Do you have a financial plan? A real, written plan with goals, targets, and timelines, not just “I plan to stay out of debt this year”? If you have no such plan, you have plenty of company.
According to Charles Schwab, only 25% of Americans have a written financial plan. The good news: Schwab’s 2018 Modern Wealth Index survey shows that investors with a written plan tend to have greater fiscal discipline and better money habits.
A written financial plan is the monetary equivalent of an exercise buddy who works out with you, motivates you to stay on track, and occasionally swats Oreos out of your hand. It serves as a template to remind you of your financial goals and keeps you from frivolous spending (the monetary equivalent of Oreos).

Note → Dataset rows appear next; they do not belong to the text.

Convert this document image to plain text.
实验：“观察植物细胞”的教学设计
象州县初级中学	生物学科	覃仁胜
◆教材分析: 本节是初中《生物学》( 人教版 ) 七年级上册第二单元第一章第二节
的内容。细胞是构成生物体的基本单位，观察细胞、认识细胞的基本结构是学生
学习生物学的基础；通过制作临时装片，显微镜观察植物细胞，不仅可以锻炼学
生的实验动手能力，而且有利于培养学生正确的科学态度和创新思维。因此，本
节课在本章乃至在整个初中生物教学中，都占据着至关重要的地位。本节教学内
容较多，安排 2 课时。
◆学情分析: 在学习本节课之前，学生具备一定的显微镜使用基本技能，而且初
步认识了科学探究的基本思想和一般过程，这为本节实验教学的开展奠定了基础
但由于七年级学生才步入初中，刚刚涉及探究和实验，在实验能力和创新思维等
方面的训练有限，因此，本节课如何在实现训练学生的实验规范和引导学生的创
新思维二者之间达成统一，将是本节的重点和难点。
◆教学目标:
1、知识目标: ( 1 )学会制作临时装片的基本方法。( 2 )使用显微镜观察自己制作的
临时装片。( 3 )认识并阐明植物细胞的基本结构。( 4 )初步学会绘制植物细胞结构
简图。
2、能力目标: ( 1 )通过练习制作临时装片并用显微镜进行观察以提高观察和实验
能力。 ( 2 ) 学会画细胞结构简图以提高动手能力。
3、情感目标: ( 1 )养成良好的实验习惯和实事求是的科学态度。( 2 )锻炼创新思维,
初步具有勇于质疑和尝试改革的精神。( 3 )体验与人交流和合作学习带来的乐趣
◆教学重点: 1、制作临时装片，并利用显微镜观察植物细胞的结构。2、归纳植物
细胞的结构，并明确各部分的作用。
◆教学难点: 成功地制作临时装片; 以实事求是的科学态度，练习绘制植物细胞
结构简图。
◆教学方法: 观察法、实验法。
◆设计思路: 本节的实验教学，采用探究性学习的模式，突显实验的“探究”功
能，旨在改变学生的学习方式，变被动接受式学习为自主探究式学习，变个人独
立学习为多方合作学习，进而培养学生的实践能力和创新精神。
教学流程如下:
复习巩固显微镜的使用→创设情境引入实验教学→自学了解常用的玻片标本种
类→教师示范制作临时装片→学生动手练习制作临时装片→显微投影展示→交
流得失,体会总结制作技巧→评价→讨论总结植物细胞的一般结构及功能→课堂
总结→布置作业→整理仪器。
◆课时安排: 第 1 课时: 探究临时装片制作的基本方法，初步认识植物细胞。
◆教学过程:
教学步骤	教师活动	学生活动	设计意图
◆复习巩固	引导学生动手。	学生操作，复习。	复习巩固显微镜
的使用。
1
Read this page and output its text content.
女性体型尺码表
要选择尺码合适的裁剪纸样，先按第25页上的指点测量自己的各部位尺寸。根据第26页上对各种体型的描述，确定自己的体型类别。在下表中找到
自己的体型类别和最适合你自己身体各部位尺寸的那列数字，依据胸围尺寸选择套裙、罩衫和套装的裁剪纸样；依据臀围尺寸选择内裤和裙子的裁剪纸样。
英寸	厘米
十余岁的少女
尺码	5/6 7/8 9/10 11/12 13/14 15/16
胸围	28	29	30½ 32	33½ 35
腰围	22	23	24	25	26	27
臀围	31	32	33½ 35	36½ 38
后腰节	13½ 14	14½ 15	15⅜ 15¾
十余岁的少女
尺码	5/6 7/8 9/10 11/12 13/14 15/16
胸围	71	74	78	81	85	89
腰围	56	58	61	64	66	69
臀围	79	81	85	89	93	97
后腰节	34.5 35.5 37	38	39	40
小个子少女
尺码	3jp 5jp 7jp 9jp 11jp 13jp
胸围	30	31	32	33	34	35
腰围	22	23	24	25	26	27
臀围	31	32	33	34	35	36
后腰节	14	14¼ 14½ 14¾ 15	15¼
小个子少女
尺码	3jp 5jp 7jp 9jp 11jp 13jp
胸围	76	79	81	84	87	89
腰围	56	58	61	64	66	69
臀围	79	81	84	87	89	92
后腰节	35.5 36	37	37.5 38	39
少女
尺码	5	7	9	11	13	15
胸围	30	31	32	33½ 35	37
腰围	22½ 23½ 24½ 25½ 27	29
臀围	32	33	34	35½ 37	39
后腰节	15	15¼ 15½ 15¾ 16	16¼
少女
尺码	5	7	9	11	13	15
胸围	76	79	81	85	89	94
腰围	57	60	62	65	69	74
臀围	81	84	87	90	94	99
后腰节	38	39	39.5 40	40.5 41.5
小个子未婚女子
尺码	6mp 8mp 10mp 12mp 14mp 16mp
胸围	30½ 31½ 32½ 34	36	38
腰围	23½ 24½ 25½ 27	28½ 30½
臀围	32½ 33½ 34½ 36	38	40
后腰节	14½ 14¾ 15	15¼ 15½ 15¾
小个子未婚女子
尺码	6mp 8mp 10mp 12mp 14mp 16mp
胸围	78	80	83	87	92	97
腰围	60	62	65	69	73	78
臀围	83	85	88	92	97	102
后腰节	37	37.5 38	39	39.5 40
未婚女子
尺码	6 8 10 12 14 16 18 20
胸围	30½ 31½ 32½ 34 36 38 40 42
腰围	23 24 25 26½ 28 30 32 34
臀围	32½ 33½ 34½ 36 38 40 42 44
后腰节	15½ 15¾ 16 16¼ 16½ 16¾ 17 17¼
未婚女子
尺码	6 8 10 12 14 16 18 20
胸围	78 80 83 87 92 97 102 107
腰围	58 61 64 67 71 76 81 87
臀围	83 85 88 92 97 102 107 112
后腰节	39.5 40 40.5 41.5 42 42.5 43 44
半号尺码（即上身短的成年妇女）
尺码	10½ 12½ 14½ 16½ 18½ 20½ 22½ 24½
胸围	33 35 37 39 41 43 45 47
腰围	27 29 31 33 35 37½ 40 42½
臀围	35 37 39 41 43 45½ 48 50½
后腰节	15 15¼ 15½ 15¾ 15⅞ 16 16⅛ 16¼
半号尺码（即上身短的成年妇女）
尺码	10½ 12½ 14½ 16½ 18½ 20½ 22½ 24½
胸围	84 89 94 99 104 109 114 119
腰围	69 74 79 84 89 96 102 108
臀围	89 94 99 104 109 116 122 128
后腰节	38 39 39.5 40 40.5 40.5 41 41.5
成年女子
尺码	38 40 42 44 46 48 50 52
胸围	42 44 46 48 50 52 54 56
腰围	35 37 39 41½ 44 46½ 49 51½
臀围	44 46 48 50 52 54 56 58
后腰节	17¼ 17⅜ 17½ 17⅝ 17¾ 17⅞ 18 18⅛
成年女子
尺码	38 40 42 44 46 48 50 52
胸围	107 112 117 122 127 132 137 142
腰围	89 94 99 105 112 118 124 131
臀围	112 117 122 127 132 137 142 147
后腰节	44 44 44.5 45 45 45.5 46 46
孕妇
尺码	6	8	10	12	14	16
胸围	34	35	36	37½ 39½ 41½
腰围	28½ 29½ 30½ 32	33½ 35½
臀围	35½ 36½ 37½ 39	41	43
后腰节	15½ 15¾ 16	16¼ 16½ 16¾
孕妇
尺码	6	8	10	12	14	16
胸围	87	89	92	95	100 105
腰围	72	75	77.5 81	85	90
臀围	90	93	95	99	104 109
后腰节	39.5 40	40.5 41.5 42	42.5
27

The Schwab poll finds that, compared to non-planners, planners are far more likely to pay bills while still saving money every month (75% to 33%). They are also more likely to have an emergency fund (65% to 24%), life insurance (62% to 39%), and an overall feeling of financial stability (62% to 32%). Conversely, only 38% of planners live paycheck-to-paycheck, as opposed to 68% of non-planners.

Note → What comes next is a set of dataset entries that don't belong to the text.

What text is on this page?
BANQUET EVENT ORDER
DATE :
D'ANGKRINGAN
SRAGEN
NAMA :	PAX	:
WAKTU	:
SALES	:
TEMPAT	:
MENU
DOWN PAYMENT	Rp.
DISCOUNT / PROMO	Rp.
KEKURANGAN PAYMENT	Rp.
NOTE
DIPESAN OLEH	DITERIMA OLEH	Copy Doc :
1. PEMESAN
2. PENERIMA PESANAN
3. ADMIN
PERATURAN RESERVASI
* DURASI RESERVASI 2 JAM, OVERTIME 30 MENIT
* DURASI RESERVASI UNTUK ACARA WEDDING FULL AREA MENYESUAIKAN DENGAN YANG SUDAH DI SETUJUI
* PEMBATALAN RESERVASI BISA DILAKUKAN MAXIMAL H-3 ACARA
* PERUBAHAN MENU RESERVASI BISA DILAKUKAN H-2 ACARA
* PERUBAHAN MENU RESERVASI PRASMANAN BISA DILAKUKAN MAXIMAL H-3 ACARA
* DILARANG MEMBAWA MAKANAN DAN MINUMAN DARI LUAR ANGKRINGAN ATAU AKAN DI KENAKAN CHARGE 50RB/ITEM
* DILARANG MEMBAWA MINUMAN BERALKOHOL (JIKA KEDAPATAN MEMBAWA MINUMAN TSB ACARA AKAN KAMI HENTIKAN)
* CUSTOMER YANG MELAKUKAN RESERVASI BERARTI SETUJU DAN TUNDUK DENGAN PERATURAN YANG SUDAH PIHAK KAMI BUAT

Unfortunately, financial planning is perceived to be a rich person’s tool. Approximately 45% of non-planning respondents believe they don’t earn enough money to warrant a financial plan. Given that respondents define financial comfort as $1.4 million on average and wealth as $2.4 million, many Americans look at their accounts and conclude that financial planning is not for them.
That premise couldn’t be more wrong. If you have less money, isn’t it even more important that you plan and use your money wisely?
Financial planning doesn’t have to be complicated – and it doesn’t even require professional services. While it’s best to consult with financial professionals, and low-cost options are available, just under half of survey respondents created their financial plan without professional financial assistance.
Other survey roadblocks to financial planning include a lack of financial understanding or lack of confidence. It never occurred to 20% of non-planners to make a financial plan, and another 20% claimed to not know how to make one.
If you’ve read this far, you know the importance of a written financial plan – and if you don’t have one, we can provide a simple guide to starting one.
Start by defining your goals. Are you saving for a home? Planning to send kids to college? How about retirement and emergency funds? Do you plan to pay down debt? Once these goals are written down and quantified, you can prioritize your goals and start funding them. If you want to reduce your interest payments and lower your debt, try the free Debt Optimizer by MoneyTips.
To allocate money to any goals, you need a budget that provides a surplus. Lay out your monthly income and regular expenses. Don’t forget to include annual expenses, such as property taxes. If you don’t have enough of a surplus to meet your goals – or you don’t have a surplus at all – look for places you can trim your spending and ways to increase your income. Reconsider your goals if they don’t seem realistic.
Now comes the tricky part – executing your plan. It takes willpower and financial discipline to avoid overspending and create savings. Use your written plan to remind you that you have greater goals. Plenty of online resources are available to help you adjust budgets and plans.
If you need more help with financial planning or executing your plan, seek the assistance of a qualified financial professional. They aren’t just for millionaires.